The following are a few examples I bring with me to workshops I teach. One thing I try to express is how powerful manipulating the fundamentals can be. It's why I believe there is room for everybody to have their "own voice".
With this demo I painted from a photograph. I did four different interpretations of the same photo. Top left is a "high value key". Bottom left a "darker value key". Bottom center is most representational of actual setting. Top right I pushed up the chroma on all the colors.
The demo on the left was another example of a "high value key" exercise. I had the model in really dark value clothing so the students would have to get past painting the values they actually saw. The demonstrations on the right show how you can use different value arrangements for the same subject.
This is an exercise we always start with. Finding a simple value plan of our subject and then interpreting it in color staying as true as possible to our value sketch. This is really an important part of planning a painting.

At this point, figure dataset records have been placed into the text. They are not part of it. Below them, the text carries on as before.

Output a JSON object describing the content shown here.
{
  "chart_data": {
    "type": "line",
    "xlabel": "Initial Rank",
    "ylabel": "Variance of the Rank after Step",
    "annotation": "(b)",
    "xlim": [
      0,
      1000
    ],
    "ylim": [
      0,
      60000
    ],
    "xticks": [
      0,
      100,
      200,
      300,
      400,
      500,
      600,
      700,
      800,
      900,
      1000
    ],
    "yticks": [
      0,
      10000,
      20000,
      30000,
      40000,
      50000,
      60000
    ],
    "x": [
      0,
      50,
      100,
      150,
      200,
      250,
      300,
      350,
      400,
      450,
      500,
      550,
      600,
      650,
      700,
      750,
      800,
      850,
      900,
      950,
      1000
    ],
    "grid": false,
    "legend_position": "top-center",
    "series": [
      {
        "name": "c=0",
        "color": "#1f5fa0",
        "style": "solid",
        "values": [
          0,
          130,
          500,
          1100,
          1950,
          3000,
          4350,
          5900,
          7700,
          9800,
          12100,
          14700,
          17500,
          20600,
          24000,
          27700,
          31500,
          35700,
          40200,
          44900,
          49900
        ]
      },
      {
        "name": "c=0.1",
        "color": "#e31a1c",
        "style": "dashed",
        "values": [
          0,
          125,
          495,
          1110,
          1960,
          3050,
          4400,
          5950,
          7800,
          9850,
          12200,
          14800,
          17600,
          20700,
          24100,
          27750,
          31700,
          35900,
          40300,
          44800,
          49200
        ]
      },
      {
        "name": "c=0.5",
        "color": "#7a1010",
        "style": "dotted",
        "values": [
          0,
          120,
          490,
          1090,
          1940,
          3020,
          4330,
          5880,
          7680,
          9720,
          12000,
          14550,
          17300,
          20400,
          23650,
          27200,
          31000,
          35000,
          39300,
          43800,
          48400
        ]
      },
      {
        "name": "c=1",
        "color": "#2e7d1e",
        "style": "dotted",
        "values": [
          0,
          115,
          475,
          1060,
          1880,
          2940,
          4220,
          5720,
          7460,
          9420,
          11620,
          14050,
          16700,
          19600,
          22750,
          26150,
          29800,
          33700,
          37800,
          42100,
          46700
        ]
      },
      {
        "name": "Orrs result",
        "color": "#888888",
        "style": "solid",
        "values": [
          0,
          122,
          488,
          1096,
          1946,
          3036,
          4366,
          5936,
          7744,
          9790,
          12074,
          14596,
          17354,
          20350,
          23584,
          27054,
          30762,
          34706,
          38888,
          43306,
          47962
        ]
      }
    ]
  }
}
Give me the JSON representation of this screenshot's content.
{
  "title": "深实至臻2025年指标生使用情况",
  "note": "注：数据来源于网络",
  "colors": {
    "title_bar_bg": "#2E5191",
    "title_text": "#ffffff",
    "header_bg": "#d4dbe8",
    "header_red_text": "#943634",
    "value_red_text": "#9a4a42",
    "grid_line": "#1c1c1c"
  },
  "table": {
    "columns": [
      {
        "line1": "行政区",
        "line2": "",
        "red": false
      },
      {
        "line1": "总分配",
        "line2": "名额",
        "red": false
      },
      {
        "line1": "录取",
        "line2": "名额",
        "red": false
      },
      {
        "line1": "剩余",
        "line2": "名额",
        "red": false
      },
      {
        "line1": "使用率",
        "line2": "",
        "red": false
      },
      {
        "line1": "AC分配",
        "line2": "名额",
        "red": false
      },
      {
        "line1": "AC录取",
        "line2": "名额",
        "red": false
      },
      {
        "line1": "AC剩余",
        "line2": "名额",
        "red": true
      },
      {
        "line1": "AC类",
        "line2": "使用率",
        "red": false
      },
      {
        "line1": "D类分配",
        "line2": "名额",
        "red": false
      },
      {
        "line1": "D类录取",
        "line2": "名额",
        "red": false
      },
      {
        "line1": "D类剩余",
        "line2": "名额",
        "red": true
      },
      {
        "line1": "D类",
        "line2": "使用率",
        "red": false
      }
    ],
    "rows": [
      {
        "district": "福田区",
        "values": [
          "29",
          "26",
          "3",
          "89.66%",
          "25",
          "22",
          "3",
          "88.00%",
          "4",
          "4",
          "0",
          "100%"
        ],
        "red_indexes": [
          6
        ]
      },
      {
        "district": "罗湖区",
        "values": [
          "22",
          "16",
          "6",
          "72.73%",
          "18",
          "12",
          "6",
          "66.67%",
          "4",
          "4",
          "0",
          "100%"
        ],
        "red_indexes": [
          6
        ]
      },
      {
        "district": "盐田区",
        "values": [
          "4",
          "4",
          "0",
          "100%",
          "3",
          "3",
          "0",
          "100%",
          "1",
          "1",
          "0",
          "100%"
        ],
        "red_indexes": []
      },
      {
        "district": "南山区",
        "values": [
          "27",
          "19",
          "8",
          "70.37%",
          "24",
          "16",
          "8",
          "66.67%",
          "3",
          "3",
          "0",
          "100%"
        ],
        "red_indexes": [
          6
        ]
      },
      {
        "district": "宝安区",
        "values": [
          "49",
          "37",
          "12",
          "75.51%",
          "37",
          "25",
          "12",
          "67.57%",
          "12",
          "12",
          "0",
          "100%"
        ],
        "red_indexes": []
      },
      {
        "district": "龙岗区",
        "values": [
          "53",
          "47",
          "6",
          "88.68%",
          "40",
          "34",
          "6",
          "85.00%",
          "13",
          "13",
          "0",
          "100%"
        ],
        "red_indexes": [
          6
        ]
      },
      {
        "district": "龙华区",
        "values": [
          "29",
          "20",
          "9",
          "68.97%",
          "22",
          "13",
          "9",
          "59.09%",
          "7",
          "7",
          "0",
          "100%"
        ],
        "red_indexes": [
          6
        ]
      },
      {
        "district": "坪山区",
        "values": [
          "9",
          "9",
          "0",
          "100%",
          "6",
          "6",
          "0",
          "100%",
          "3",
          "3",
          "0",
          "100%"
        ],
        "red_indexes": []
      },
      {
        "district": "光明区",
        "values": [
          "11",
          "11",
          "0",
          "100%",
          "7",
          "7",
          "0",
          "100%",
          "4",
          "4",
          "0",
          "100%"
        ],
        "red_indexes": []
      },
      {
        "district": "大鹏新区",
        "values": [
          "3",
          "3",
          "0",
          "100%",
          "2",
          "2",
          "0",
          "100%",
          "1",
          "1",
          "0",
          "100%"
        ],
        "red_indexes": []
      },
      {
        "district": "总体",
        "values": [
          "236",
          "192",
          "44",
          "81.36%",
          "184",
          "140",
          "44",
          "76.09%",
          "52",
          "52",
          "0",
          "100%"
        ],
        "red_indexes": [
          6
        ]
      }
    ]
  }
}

This board shows three quick demos. Left, a demonstration of a backlit figure using a few values. Center, a quick light and shadow demo of the model in a studio setting. Right, a quick demo of a backlit figure in color. These were really to show how I get started.
I take a lot of what I call "teaching tools" with me to workshops I teach. It gives students a good idea of what to expect over the course of the class. It helps me explain the exercises I plan. I have collected stacks of these and always refer to them as well as demo new ones. This one shows the simplified planes for an adult head I use and the lower right corner shows a demo of shifting the value range up to the lighter tones.